As exibições dos Bacamarteiros envolvem o disparo de bacamartes com pólvora seca, danças, música e rituais que remetem à história e cultura locais. O senador destaca que os trajes ricamente ornamentados e os movimentos coreografados resistem ao tempo e promovem um sentimento de orgulho e valorização das raízes do povo brasileiro.
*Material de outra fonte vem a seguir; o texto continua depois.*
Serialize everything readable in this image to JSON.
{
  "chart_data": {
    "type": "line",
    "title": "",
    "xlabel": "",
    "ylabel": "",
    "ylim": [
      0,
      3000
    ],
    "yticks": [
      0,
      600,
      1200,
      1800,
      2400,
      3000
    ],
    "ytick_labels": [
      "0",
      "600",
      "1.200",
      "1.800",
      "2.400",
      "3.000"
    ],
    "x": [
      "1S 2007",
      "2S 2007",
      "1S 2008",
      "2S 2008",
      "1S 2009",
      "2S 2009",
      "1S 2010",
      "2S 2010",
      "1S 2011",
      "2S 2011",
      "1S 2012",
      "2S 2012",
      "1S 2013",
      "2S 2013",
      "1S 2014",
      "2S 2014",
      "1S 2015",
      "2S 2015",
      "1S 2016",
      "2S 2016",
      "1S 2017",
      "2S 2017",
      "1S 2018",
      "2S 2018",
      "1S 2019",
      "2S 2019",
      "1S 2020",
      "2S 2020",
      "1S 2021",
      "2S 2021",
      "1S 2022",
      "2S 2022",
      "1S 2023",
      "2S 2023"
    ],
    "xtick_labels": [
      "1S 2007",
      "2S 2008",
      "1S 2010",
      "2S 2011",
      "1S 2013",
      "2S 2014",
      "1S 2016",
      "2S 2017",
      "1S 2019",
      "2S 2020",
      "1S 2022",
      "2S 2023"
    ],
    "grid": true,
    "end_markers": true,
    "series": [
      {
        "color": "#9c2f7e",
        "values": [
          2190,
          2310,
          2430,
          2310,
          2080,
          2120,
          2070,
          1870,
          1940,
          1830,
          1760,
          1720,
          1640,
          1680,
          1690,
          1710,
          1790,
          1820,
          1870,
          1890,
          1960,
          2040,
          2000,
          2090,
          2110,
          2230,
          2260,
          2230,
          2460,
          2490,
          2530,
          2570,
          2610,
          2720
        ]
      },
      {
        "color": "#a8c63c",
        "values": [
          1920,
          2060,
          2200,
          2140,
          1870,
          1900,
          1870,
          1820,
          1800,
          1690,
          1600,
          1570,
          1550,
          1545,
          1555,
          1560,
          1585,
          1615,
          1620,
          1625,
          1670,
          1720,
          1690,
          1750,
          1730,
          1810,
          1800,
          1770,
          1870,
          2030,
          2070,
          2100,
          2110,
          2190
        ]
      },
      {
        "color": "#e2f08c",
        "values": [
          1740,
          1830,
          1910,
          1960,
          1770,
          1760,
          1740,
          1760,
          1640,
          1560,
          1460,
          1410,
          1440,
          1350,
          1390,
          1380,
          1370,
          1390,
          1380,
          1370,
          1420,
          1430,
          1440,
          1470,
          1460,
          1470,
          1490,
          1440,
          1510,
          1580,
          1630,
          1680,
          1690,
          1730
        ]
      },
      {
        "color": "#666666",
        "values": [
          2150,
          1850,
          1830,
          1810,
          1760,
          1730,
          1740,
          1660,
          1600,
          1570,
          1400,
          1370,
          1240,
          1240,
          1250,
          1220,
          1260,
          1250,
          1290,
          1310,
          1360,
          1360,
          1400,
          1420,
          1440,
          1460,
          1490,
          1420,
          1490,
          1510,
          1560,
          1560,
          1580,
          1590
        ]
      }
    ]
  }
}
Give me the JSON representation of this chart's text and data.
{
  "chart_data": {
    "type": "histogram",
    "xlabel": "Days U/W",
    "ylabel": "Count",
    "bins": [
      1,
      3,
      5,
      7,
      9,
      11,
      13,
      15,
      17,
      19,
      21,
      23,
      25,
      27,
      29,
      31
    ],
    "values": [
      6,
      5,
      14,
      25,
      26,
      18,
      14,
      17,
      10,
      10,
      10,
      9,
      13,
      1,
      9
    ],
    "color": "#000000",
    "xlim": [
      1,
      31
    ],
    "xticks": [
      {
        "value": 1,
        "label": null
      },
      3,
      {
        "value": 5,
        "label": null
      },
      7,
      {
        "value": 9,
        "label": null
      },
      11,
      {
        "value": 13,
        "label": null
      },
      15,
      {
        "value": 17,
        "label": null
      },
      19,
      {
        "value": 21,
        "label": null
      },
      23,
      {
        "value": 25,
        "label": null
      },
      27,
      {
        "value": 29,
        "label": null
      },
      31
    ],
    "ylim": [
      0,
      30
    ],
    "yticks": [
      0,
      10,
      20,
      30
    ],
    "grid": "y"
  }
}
O Grupo Folclórico Batalhão de Bacamarteiros de Aguada, de Carmópolis (SE), já recebeu o reconhecimento como patrimônio imaterial sergipano, porém, o projeto busca um reconhecimento nacional para garantir a proteção e promoção desse importante patrimônio cultural.
Para Olimpio Bonald Neto, autor do livro “Bacamarte, Pólvora e Povo”, os Bacamarteiros representam uma expressão cultural única, definida como um “esporte sertanejo”. Ele enfatiza que o bacamarteiro é a representação simbólica do cangaceiro, transbordando conteúdo místico e aventureiro, de forma pacífica e artística. A tradição dos Bacamarteiros remonta aos anos de 1780, nos engenhos de cana de açúcar do Vale do Cotinguiba, em Sergipe, originando-se a partir das apresentações de sambas-de-roda realizadas por pessoas escravizadas, que intercalavam os ritmos com disparos de tiros em homenagem aos santos das festas juninas.
O reconhecimento nacional dos Bacamarteiros como manifestação da cultura brasileira visa preservar e valorizar essa tradição cultural única, que é uma fonte de orgulho e inspiração para as futuras gerações. Portanto, o PL 3.044/2024 busca perpetuar essa expressão folclórica marcante do Nordeste e do Brasil como um todo.